Are you currently working on this project full-time?
Yeah, I’m not working on the side. I’m going all-in on this project, but I still have the desire and curiosity to practice law or something related to human rights or even media law. I do envision myself going back at some point. One of the famous lines in the movie "Parasite" is: “I have no plan and that’s my plan.” That’s not exactly my motto, but I feel that whatever I plan out generally doesn’t pan out. However, in the end I end up in good places.

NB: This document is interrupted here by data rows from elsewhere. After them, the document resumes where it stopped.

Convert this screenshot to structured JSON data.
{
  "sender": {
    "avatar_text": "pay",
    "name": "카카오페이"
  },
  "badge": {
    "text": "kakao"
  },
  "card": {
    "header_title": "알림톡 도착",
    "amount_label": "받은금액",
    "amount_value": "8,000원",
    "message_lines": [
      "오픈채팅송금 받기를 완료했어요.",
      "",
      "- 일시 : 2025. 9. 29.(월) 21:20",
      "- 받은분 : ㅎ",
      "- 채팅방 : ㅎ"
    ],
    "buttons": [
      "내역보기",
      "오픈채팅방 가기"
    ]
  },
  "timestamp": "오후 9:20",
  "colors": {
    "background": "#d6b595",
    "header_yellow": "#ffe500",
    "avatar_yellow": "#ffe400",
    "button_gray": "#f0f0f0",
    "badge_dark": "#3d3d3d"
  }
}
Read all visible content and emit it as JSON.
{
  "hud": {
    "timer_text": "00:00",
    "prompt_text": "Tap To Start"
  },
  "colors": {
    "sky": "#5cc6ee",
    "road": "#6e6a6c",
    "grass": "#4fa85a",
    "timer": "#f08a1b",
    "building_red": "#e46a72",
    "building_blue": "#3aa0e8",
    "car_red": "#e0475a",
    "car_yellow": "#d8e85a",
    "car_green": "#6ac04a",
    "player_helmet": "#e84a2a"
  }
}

Taking time off from your legal career and going full-time into creating documentaries can be daunting to some people. Have you ever come across any particular barriers that have made you doubt yourself?
I think there are a couple of occasions where I think about it…not necessarily self-doubt, but I would constantly think about how I can improve. One of the life lessons that I learned when I was at this conference six years ago by a top-notch designer in NYC was that when he made big decisions, he just jumped off the cliff and then thought about how to open the parachute later. I approach things with the same mentality, especially when I am overwhelmed with passion to tell stories.
What would your advice be for younger creatives or film makers?
I don’t think I’m in the right position to actually advise them, but I’ll try! I will quote some philosophers because I don’t think I have what it takes to advise others, especially when I’m trying to figure it out myself as well. Recently, I came across this philosopher by the name of Choi Jin-seok, a very renowned philosopher from Korea. He said: “The only time when a being exists, is when that person questions and not when he answers.” In other words, only by questioning then you are actually existing in the world, because if you have an answer to a set of problems or questions, this means the knowledge already exists in the world and you’re just regurgitating it.